O monte elevado. É também mencionado por
Mateus por Lucas no episódio da tentação de Jesus (vd Mt 4,8; Lc 4,5) e na entrega da missão
final (vd Mt
28,16), mas
não é situado em concreto nem lhe é aposto nome próprio, provavelmente pelo
facto de Jesus compaginar em Si e por Si a própria montanha da revelação de
Deus. É certo que a tradição o identifica com o Tabor (com a altitude de uns 562
metros); no
entanto, outros entendem com mais apropriado um dos cerros do monte Hermon (com a altitude de cerca
de 2760 metros),
perto de Cesareia de Filipe, onde Mateus e Marcos situam a confissão de fé
messiânica de Pedro (Mt 16,13-20; Mc 8,27-30). Porém, não interessa tanto o monte em si como
a sua significação teológica decorrente da economia da Salvação. O monte emerge
da evocação da teofania sinaítica (Ex 19,3-25) e da aproximação e mesmo paralelismo que se faz
entre o Deus do Sinai e o Jesus Cristo da transfiguração, inferindo-se que
Jesus é afinal verdadeiro Deus, consubstancial ao do Antigo Testamento.
A nuvem. É sinal de teofania no Sinai (Ex 19,16-18; Lv 9,15; 1Rs
8,10), na
Tenda da Reunião (Ex 40,34-35; Lv 1,1-54) e no Templo (1Rs 8,10-12). Não obstante, o envolvimento dos
discípulos pela nuvem torna-se-lhes ocasião de medo, desfeito pela palavra que
Jesus lhes dirigiu (cf Mt 17,6-7; Mc 9,6; Lc 9,34). Como dantes, também aqui a nuvem serve ao
mesmo tempo para indicar e ocultar a presença misteriosa de Deus.
As vestes brancas. A evidenciação da
brancura das vestes e o resplendor do rosto como o Sol (este referido em Mt 17,2) – cor conotada com a
manifestação da glória celeste (vd Mt 28,3; Ap 3,4-5; 4,4) pretende revelar a divindade de Jesus, o qual
também assume e aperfeiçoa (dá pleno cumprimento) à missão legislativa mosaica e à missão
profética de Elias.
É
de notar que Lucas não utiliza a palavra grega “μετεμορφώθη (metamorfoseou-se) como Mateus e Marcos, já que ele conhecia bem o
ambiente pagão e não podia dar azo a que os seus destinatários entendessem no
texto algo de metamórfico ou metempsicótico, a insinuar qualquer eventual elemento
de transmigração das almas ou de reencarnação.
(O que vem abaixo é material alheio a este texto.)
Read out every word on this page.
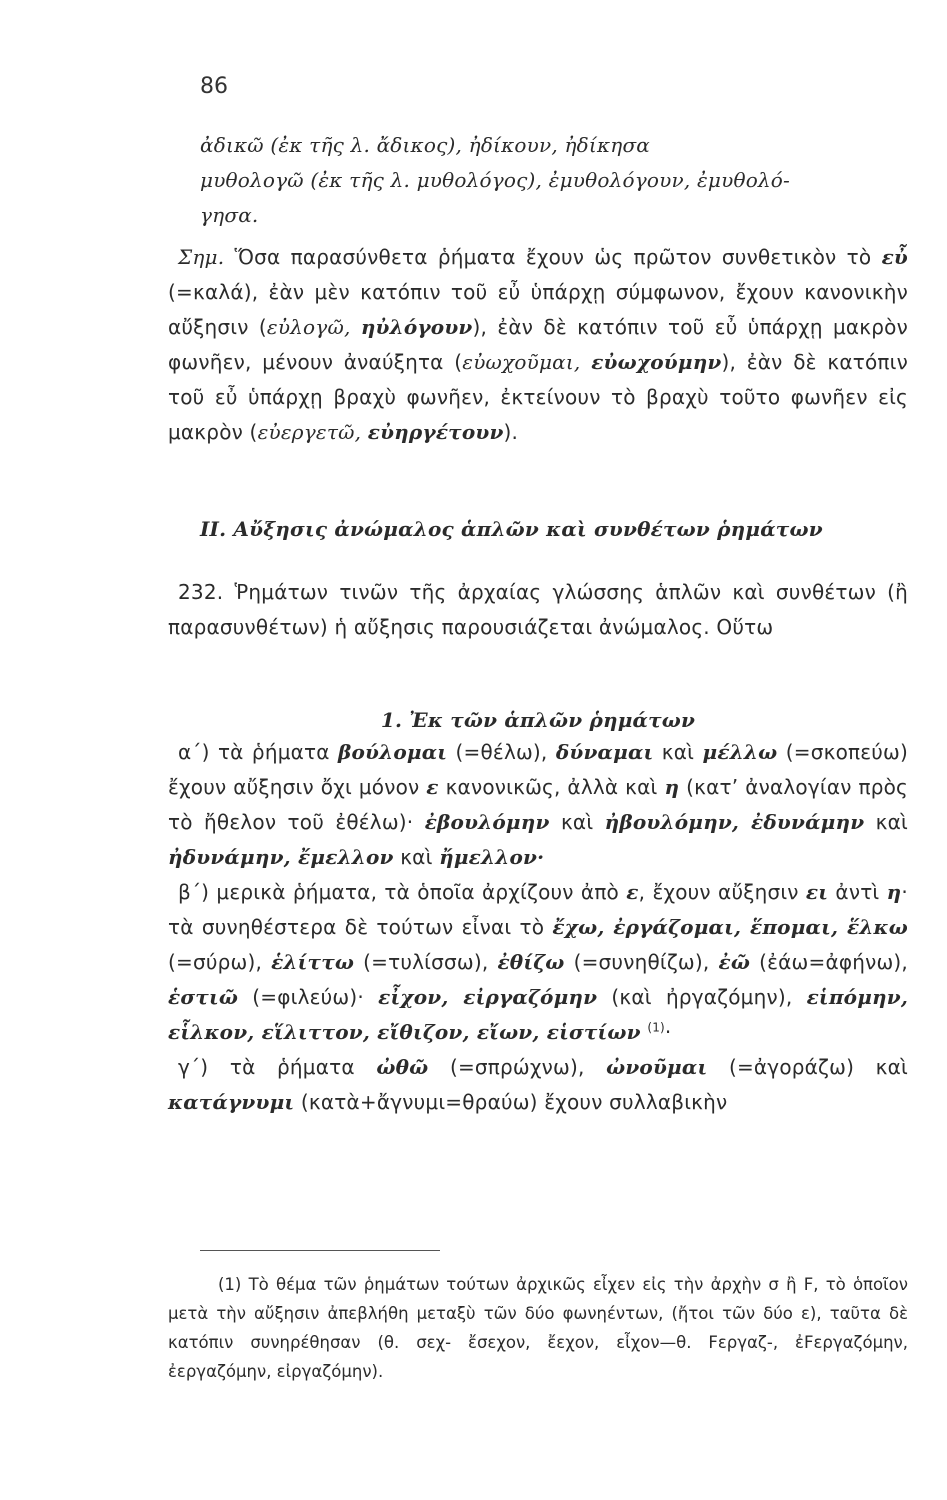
86

ἀδικῶ (ἐκ τῆς λ. ἄδικος), ἠδίκουν, ἠδίκησα

μυθολογῶ (ἐκ τῆς λ. μυθολόγος), ἐμυθολόγουν, ἐμυθολό-
γησα.

Σημ. Ὅσα παρασύνθετα ῥήματα ἔχουν ὡς πρῶτον συνθετικὸν τὸ εὖ (=καλά), ἐὰν μὲν κατόπιν τοῦ εὖ ὑπάρχῃ σύμφωνον, ἔχουν κανονικὴν αὔξησιν (εὐλογῶ, ηὐλόγουν), ἐὰν δὲ κατόπιν τοῦ εὖ ὑπάρχῃ μακρὸν φωνῆεν, μένουν ἀναύξητα (εὐωχοῦμαι, εὐωχούμην), ἐὰν δὲ κατόπιν τοῦ εὖ ὑπάρχῃ βραχὺ φωνῆεν, ἐκτείνουν τὸ βραχὺ τοῦτο φωνῆεν εἰς μακρὸν (εὐεργετῶ, εὐηργέτουν).

II. Αὔξησις ἀνώμαλος ἁπλῶν καὶ συνθέτων ῥημάτων

232. Ῥημάτων τινῶν τῆς ἀρχαίας γλώσσης ἁπλῶν καὶ συνθέτων (ἢ παρασυνθέτων) ἡ αὔξησις παρουσιάζεται ἀνώμαλος. Οὕτω

1. Ἐκ τῶν ἁπλῶν ῥημάτων

α΄) τὰ ῥήματα βούλομαι (=θέλω), δύναμαι καὶ μέλλω (=σκοπεύω) ἔχουν αὔξησιν ὄχι μόνον ε κανονικῶς, ἀλλὰ καὶ η (κατ’ ἀναλογίαν πρὸς τὸ ἤθελον τοῦ ἐθέλω)· ἐβουλόμην καὶ ἠβουλόμην, ἐδυνάμην καὶ ἠδυνάμην, ἔμελλον καὶ ἤμελλον·

β΄) μερικὰ ῥήματα, τὰ ὁποῖα ἀρχίζουν ἀπὸ ε, ἔχουν αὔξησιν ει ἀντὶ η· τὰ συνηθέστερα δὲ τούτων εἶναι τὸ ἔχω, ἐργάζομαι, ἕπομαι, ἕλκω (=σύρω), ἑλίττω (=τυλίσσω), ἐθίζω (=συνηθίζω), ἐῶ (ἐάω=ἀφήνω), ἑστιῶ (=φιλεύω)· εἶχον, εἰργαζόμην (καὶ ἠργαζόμην), εἱπόμην, εἷλκον, εἵλιττον, εἴθιζον, εἴων, εἱστίων $^{(1)}$·

γ΄) τὰ ῥήματα ὠθῶ (=σπρώχνω), ὠνοῦμαι (=ἀγοράζω) καὶ κατάγνυμι (κατὰ+ἄγνυμι=θραύω) ἔχουν συλλαβικὴν

(1) Τὸ θέμα τῶν ῥημάτων τούτων ἀρχικῶς εἶχεν εἰς τὴν ἀρχὴν σ ἢ F, τὸ ὁποῖον μετὰ τὴν αὔξησιν ἀπεβλήθη μεταξὺ τῶν δύο φωνηέντων, (ἤτοι τῶν δύο ε), ταῦτα δὲ κατόπιν συνηρέθησαν (θ. σεχ- ἔσεχον, ἔεχον, εἶχον—θ. Fεργαζ-, ἐFεργαζόμην, ἐεργαζόμην, εἰργαζόμην).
Assim, utiliza o circunlóquio
“εγένετο tò eϊδος τοϋ προσόπου έτερον” (o rosto da sua pessoa tornou-se outro, v 29) e fala da δώξα (glória) que eles viram em Jesus
(v 32), idêntica à que rodeava
Moisés e Elias (v 31).
A oração. O registo da postura orante do Mestre é
recorrente em Lucas, que assim destaca a importância da oração na revelação do
mistério de Cristo, marcando o contexto da relação do Filho com o Pai e a sua
função de iluminar e enformar a caminhada terrestre de Jesus. Assim, sucede
aquando do batismo (vd 3,21) a assinalar a entronização messiânica de Jesus pelo Pai e a
solidariedade do Messias com o seu povo (“todo o
povo tinha sido batizado”); o mesmo sucede aquando da confissão de fé de Pedro (vd 8,18), a assinalar o
reconhecimento do messianismo de Jesus; o mesmo sucede antes de os discípulos
Lhe pedirem que os ensinasse a rezar (vd 11,1), a plasmar a vida do discípulo em configuração plena
com a do Mestre e Messias numa mesma solidariedade relacional com o Pai; e o
mesmo sucede antes da Paixão (vd 22,39ss) e no alto da cruz (vd 23,34.46), no momento culminante do Sofrimento redentor e
da sua glorificação pelo Pai coincidente com a sanha malfazeja e maledicente
dos seus detratores. É que a oração há de ser para o discípulo o segredo da sua
transformação em Cristo e o móbil da eficácia do seu apostolado.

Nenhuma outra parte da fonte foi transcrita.